Intonasi suara Nana, itu adalah intonasi suara yang sering digunakan Sistem. Intonasi suara mekanis yang di dalamnya ada beberapa karakteristik yang berbeda, mewakili Masternya.
Pria itu melihat Kei sebentar, dan terlihat matanya sedikit bercahaya biru. Dahi Kei mengkerut, menyadari itu.
(Master. Dia sedang menilai Status Master. Maafkan saya, Master. Karena total status dia lebih tinggi, saya tidak bisa menangkal penilaian itu.) kata Yuki dengan nada menyesal.
("Tidak apa, Yuki. Ngomong ngomong, apa kau tahu cara bagaimana menghindari PvP ini? Seperti cara berhenti?") pikir Kei.
("Ada fitur untuk menyerah di tengah pertandingan. Itu akan mengurangi poin Master, tapi...)
("Jangan pedulikan itu sekarang!!! Aku tidak peduli dengan poin. Perasaan ku mengatakan aku sedang berhadapan dengan sesuatu yang berbahaya!")
Saat Kei sedang berkutat dengan Yuki, tiba tiba orang itu menyela.
"Jangan kau terpikir untuk menyerah. Walau kau menyerah, aku akan tetap membunuhmu. Kenapa?
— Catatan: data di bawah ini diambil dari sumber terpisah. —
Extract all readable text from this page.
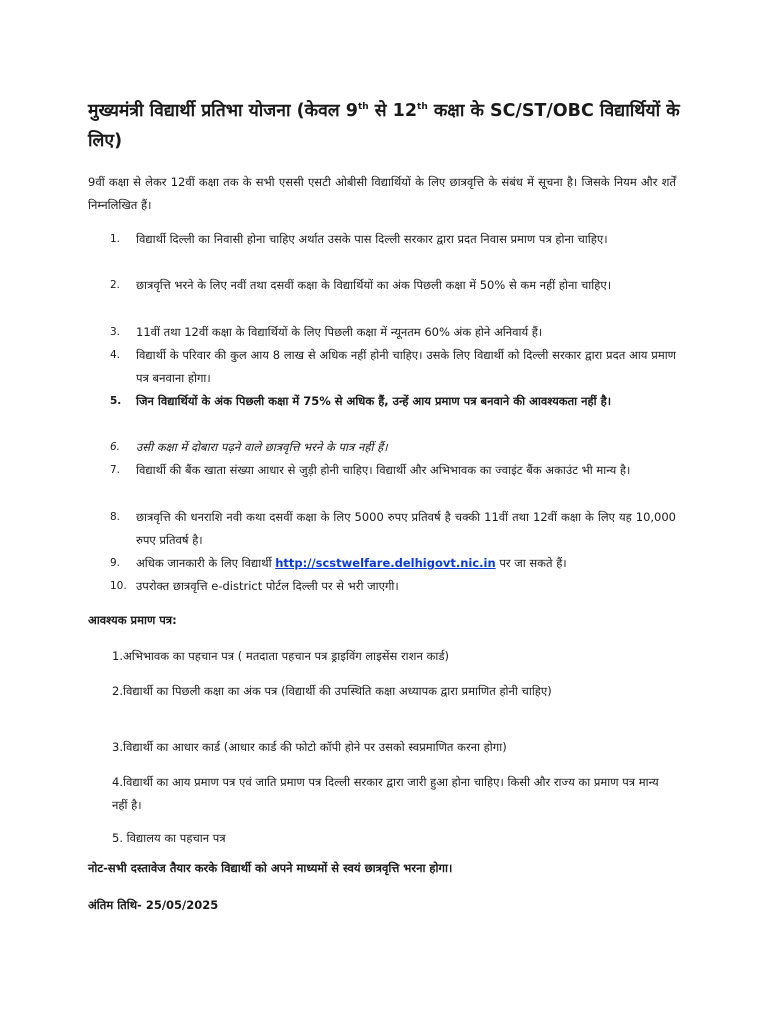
मुख्यमंत्री विद्यार्थी प्रतिभा योजना (केवल 9th से 12th कक्षा के SC/ST/OBC विद्यार्थियों के लिए)

9वीं कक्षा से लेकर 12वीं कक्षा तक के सभी एससी एसटी ओबीसी विद्यार्थियों के लिए छात्रवृत्ति के संबंध में सूचना है। जिसके नियम और शर्तें निम्नलिखित हैं।

1. विद्यार्थी दिल्ली का निवासी होना चाहिए अर्थात उसके पास दिल्ली सरकार द्वारा प्रदत निवास प्रमाण पत्र होना चाहिए।
2. छात्रवृत्ति भरने के लिए नवीं तथा दसवीं कक्षा के विद्यार्थियों का अंक पिछली कक्षा में 50% से कम नहीं होना चाहिए।
3. 11वीं तथा 12वीं कक्षा के विद्यार्थियों के लिए पिछली कक्षा में न्यूनतम 60% अंक होने अनिवार्य हैं।
4. विद्यार्थी के परिवार की कुल आय 8 लाख से अधिक नहीं होनी चाहिए। उसके लिए विद्यार्थी को दिल्ली सरकार द्वारा प्रदत आय प्रमाण पत्र बनवाना होगा।
5. जिन विद्यार्थियों के अंक पिछली कक्षा में 75% से अधिक हैं, उन्हें आय प्रमाण पत्र बनवाने की आवश्यकता नहीं है।
6. उसी कक्षा में दोबारा पढ़ने वाले छात्रवृत्ति भरने के पात्र नहीं हैं।
7. विद्यार्थी की बैंक खाता संख्या आधार से जुड़ी होनी चाहिए। विद्यार्थी और अभिभावक का ज्वाइंट बैंक अकाउंट भी मान्य है।
8. छात्रवृत्ति की धनराशि नवी कथा दसवीं कक्षा के लिए 5000 रुपए प्रतिवर्ष है चक्की 11वीं तथा 12वीं कक्षा के लिए यह 10,000 रुपए प्रतिवर्ष है।
9. अधिक जानकारी के लिए विद्यार्थी http://scstwelfare.delhigovt.nic.in पर जा सकते हैं।
10. उपरोक्त छात्रवृत्ति e-district पोर्टल दिल्ली पर से भरी जाएगी।

आवश्यक प्रमाण पत्र:

1.अभिभावक का पहचान पत्र ( मतदाता पहचान पत्र ड्राइविंग लाइसेंस राशन कार्ड)

2.विद्यार्थी का पिछली कक्षा का अंक पत्र (विद्यार्थी की उपस्थिति कक्षा अध्यापक द्वारा प्रमाणित होनी चाहिए)

3.विद्यार्थी का आधार कार्ड (आधार कार्ड की फोटो कॉपी होने पर उसको स्वप्रमाणित करना होगा)

4.विद्यार्थी का आय प्रमाण पत्र एवं जाति प्रमाण पत्र दिल्ली सरकार द्वारा जारी हुआ होना चाहिए। किसी और राज्य का प्रमाण पत्र मान्य नहीं है।

5. विद्यालय का पहचान पत्र

नोट-सभी दस्तावेज तैयार करके विद्यार्थी को अपने माध्यमों से स्वयं छात्रवृत्ति भरना होगा।

अंतिम तिथि- 25/05/2025
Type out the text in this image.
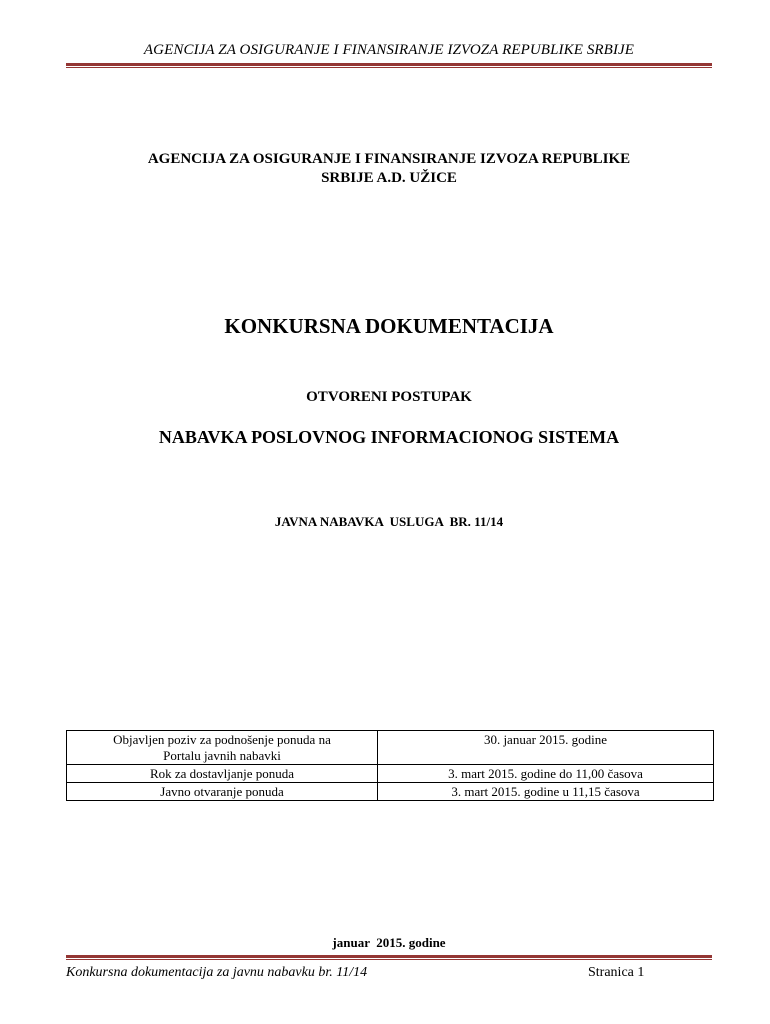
AGENCIJA ZA OSIGURANJE I FINANSIRANJE IZVOZA REPUBLIKE SRBIJE
AGENCIJA ZA OSIGURANJE I FINANSIRANJE IZVOZA REPUBLIKE
SRBIJE A.D. UŽICE
KONKURSNA DOKUMENTACIJA
OTVORENI POSTUPAK
NABAVKA POSLOVNOG INFORMACIONOG SISTEMA
JAVNA NABAVKA  USLUGA  BR. 11/14
Objavljen poziv za podnošenje ponuda na
Portalu javnih nabavki	30. januar 2015. godine
Rok za dostavljanje ponuda	3. mart 2015. godine do 11,00 časova
Javno otvaranje ponuda	3. mart 2015. godine u 11,15 časova
januar  2015. godine
Konkursna dokumentacija za javnu nabavku br. 11/14	Stranica 1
Karena jelas, jika aku membunuh Player, aku bisa mendapat semua poin nya, bukan?" kata orang itu sambil tertawa.
Kei tidak bisa berkata kata, hanya diam sambil terbelalak. Dalam benaknya, dia bertanya apakah Yuki punya sebuah rencana?
"Selain itu, kau terlihat kuat dari pemula yang lain. Mungkin sebagai penghormatan, aku setidaknya menanyakan namamu. Aku akan sedikit memberikan uang asuransi ketika kau mati." lanjut pria itu sambil terkikik senang.
__ADS_1
"Wahh, kau baik sekali, apa kau pikir aku akan bilang seperti itu? Kau tahu tata krama, bukan? Sebutkan namamu sebelum menanyakan nama orang lain!' kata Kei dengan tenang. Walau begitu, badan dan kakinya tetap bergetar, seperti tak mampu untuk berdiri.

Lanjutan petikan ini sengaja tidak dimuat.